Here are the sizes of affected DLLs:

DLL Before After
PaintDotNet.Base.dll 1,520 KB 1,800 KB
PaintDotNet.Collections.dll 1,336 KB 1,448 KB
PaintDotNet.Core.dll 9,196 KB 10,312 KB
PaintDotNet.Data.dll 1,832 KB 2,112 KB
paintdotnet.dll 19,908 KB 20,832 KB
PaintDotNet.Effects.Core.dll 1,948 KB 2,092 KB
PaintDotNet.Effects.dll 700 KB 844 KB
PaintDotNet.Effects.Gpu.dll 4,184 KB 4,356 KB
PaintDotNet.Effects.Legacy.dll 1,880 KB 2,020 KB
PaintDotNet.Framework.dll 4,768 KB 5,040 KB
PaintDotNet.Fundamentals.dll 2,376 KB 2,600 KB
PaintDotNet.ObjectModel.dll 1,316 KB 1,464 KB
PaintDotNet.Primitives.dll 2,760 KB 2,908 KB
PaintDotNet.PropertySystem.dll 760 KB 916 KB
PaintDotNet.Resources.dll 1,864 KB 2,012 KB
PaintDotNet.SystemLayer.dll 2,436 KB 3,020 KB
PaintDotNet.Systrace.dll 368 KB 372 KB
PaintDotNet.UI.dll 3,856 KB 4,008 KB
PaintDotNet.Windows.Core.dll 3,724 KB 4,076 KB
PaintDotNet.Windows.dll 6,496 KB 7,892 KB
PaintDotNet.Windows.Framework.dll 20,452 KB 20,892 KB
Total 93,680 KB 101,016 KB

In total this adds 7,336 KB to my app's size if I want to use whatever this functionality is, or if I happened to not notice it. I'm not using AOT, and I'm not using trimming (at least not on these DLLs, for reasons), so it's bizarre that all this unnecessary code is being dumped into my assemblies.

Version Info .NET 9.0-rc2, TFM of net9.0-windows10.0.26100.0 and whatever Windows SDK, CsWinRT, etc. gets pulled in by default there

manodasanW commented 6 days ago

I agree with your feedback here. The WinRT type mappings to built-in interfaces have indeed caused more code to be generated than initially expected with respect to our generator. There are a couple of things I will be looking at doing to improve the situation here:

hamarb123 commented 6 days ago

I think we will need to extend that to checking it for code generation too so that making types that only use built-in types perf / trimming / aot safe across the WinRT ABI is an opt-in rather than a default.

Have an attribute that types can be attributed with to opt them out from vtable or lookup table code generation to handle scenarios where someone has opted in to the generation for classes implementing only built-in types but don't actually need it for all of them.

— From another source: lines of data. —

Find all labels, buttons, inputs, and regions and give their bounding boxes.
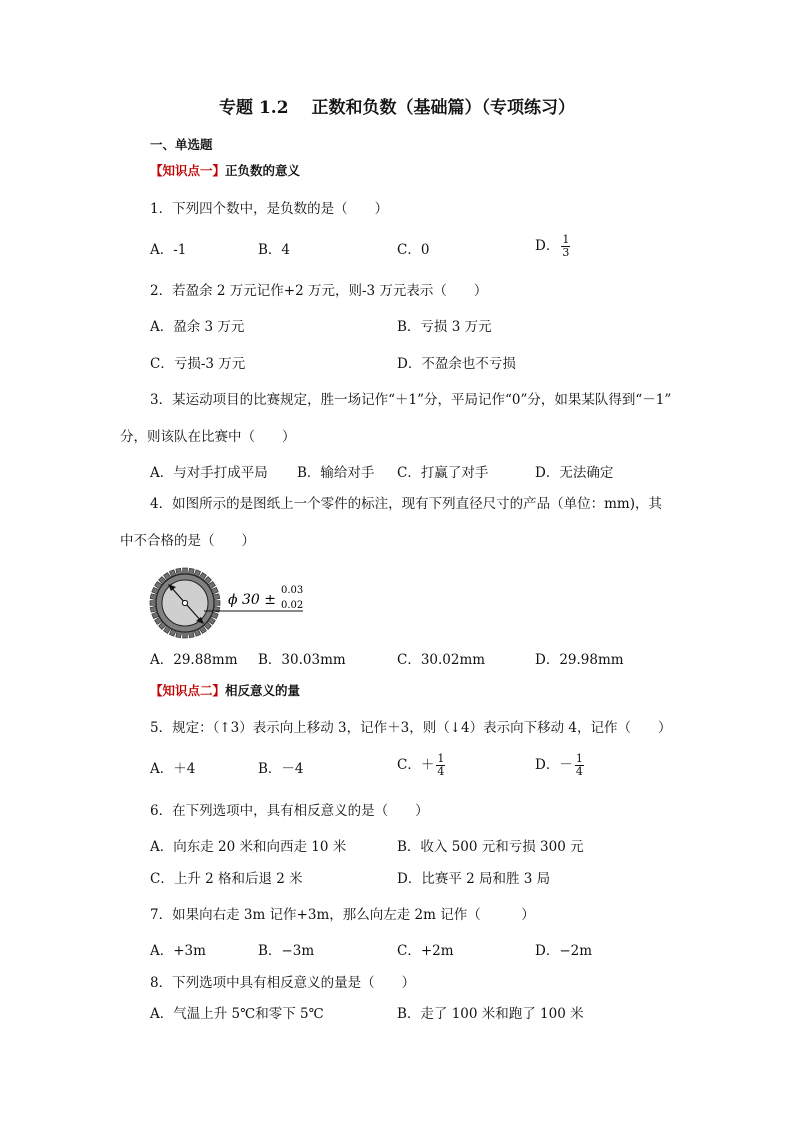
question-5-stem: 5．规定：（↑3）表示向上移动 3，记作＋3，则（↓4）表示向下移动 4，记作（ ） <box>150 720 672 736</box>
question-4-option-a: A．29.88mm <box>150 652 238 668</box>
question-2-stem: 2．若盈余 2 万元记作+2 万元，则-3 万元表示（ ） <box>150 283 488 299</box>
fraction-denominator: 4 <box>575 765 583 778</box>
question-7-option-c: C．+2m <box>397 943 454 959</box>
knowledge-point-2 <box>150 682 300 700</box>
question-5-option-c <box>397 753 445 778</box>
section-heading: 一、单选题 <box>150 137 213 152</box>
knowledge-point-bracket: 【知识点一】 <box>150 163 226 178</box>
question-4-stem-line-1: 4．如图所示的是图纸上一个零件的标注，现有下列直径尺寸的产品（单位：mm)，其 <box>150 496 662 512</box>
question-1-option-a: A．-1 <box>150 242 187 258</box>
question-4-stem-line-2: 中不合格的是（ ） <box>120 533 255 549</box>
gear-diagram <box>148 566 318 642</box>
question-3-stem-line-2: 分，则该队在比赛中（ ） <box>120 429 296 445</box>
question-5-option-b: B．－4 <box>258 761 304 777</box>
question-6-stem: 6．在下列选项中，具有相反意义的是（ ） <box>150 803 429 819</box>
question-7-option-a: A．+3m <box>150 943 206 959</box>
knowledge-point-text: 相反意义的量 <box>225 683 301 698</box>
question-7-option-d: D．−2m <box>535 943 593 959</box>
question-1-option-b: B．4 <box>258 242 291 258</box>
question-3-option-c: C．打赢了对手 <box>397 465 489 481</box>
gear-center <box>182 600 187 605</box>
question-2-option-d: D．不盈余也不亏损 <box>397 356 516 372</box>
option-label: C．＋ <box>397 757 435 773</box>
question-8-option-b: B．走了 100 米和跑了 100 米 <box>397 1006 584 1022</box>
question-5-option-a: A．＋4 <box>150 761 196 777</box>
question-2-option-b: B．亏损 3 万元 <box>397 319 492 335</box>
question-4-option-d: D．29.98mm <box>535 652 624 668</box>
question-5-option-d <box>535 753 584 778</box>
question-1-option-c: C．0 <box>397 242 430 258</box>
question-1-stem: 1．下列四个数中，是负数的是（ ） <box>150 201 389 217</box>
option-label: D． <box>535 238 560 254</box>
fraction <box>561 234 570 259</box>
fraction <box>575 753 584 778</box>
knowledge-point-text: 正负数的意义 <box>225 163 301 178</box>
question-4-option-c: C．30.02mm <box>397 652 486 668</box>
question-1-option-d <box>535 234 570 259</box>
knowledge-point-1 <box>150 162 300 180</box>
knowledge-point-bracket: 【知识点二】 <box>150 683 226 698</box>
question-3-option-b: B．输给对手 <box>297 465 375 481</box>
question-7-stem: 7．如果向右走 3m 记作+3m，那么向左走 2m 记作（ ） <box>150 907 535 923</box>
dimension-main: ϕ 30 ± <box>228 592 276 608</box>
fraction-numerator: 1 <box>562 233 570 246</box>
fraction-denominator: 4 <box>437 765 445 778</box>
question-3-option-d: D．无法确定 <box>535 465 614 481</box>
question-3-stem-line-1: 3．某运动项目的比赛规定，胜一场记作“＋1”分，平局记作“0”分，如果某队得到“－1” <box>150 392 672 408</box>
question-8-stem: 8．下列选项中具有相反意义的量是（ ） <box>150 975 416 991</box>
dimension-lower-tolerance: 0.02 <box>281 600 304 611</box>
question-6-option-d: D．比赛平 2 局和胜 3 局 <box>397 871 551 887</box>
question-6-option-c: C．上升 2 格和后退 2 米 <box>150 871 303 887</box>
option-label: D．－ <box>535 757 573 773</box>
fraction <box>436 753 445 778</box>
question-6-option-b: B．收入 500 元和亏损 300 元 <box>397 839 584 855</box>
page-title: 专题 1.2 正数和负数（基础篇）（专项练习） <box>219 98 575 118</box>
fraction-numerator: 1 <box>437 752 445 765</box>
question-7-option-b: B．−3m <box>258 943 315 959</box>
question-4-option-b: B．30.03mm <box>258 652 346 668</box>
question-6-option-a: A．向东走 20 米和向西走 10 米 <box>150 839 347 855</box>
question-2-option-a: A．盈余 3 万元 <box>150 319 245 335</box>
dimension-upper-tolerance: 0.03 <box>281 585 304 596</box>
question-3-option-a: A．与对手打成平局 <box>150 465 268 481</box>
fraction-numerator: 1 <box>575 752 583 765</box>
question-8-option-a: A．气温上升 5℃和零下 5℃ <box>150 1006 324 1022</box>
fraction-denominator: 3 <box>562 246 570 259</box>
question-2-option-c: C．亏损-3 万元 <box>150 356 246 372</box>
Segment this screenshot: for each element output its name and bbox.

I personally would like to see a mode where it's actually opt-in instead. That is, I have to opt-in for the type to be handled at all. Realistically I will have a very small & controlled quantity of types that I want to marshal via WinRT, so I'd much prefer not having to think every time I add any type that implements IDisposable, write any delegate type, etc. about whether I should have to exclude it or not; I'd rather just add some attribute whenever I do actually want to do that (which will be easy to remember since I'm writing WinRT stuff, and also make it easy to quickly find every type that has / doesn't have the ability to be marshalled).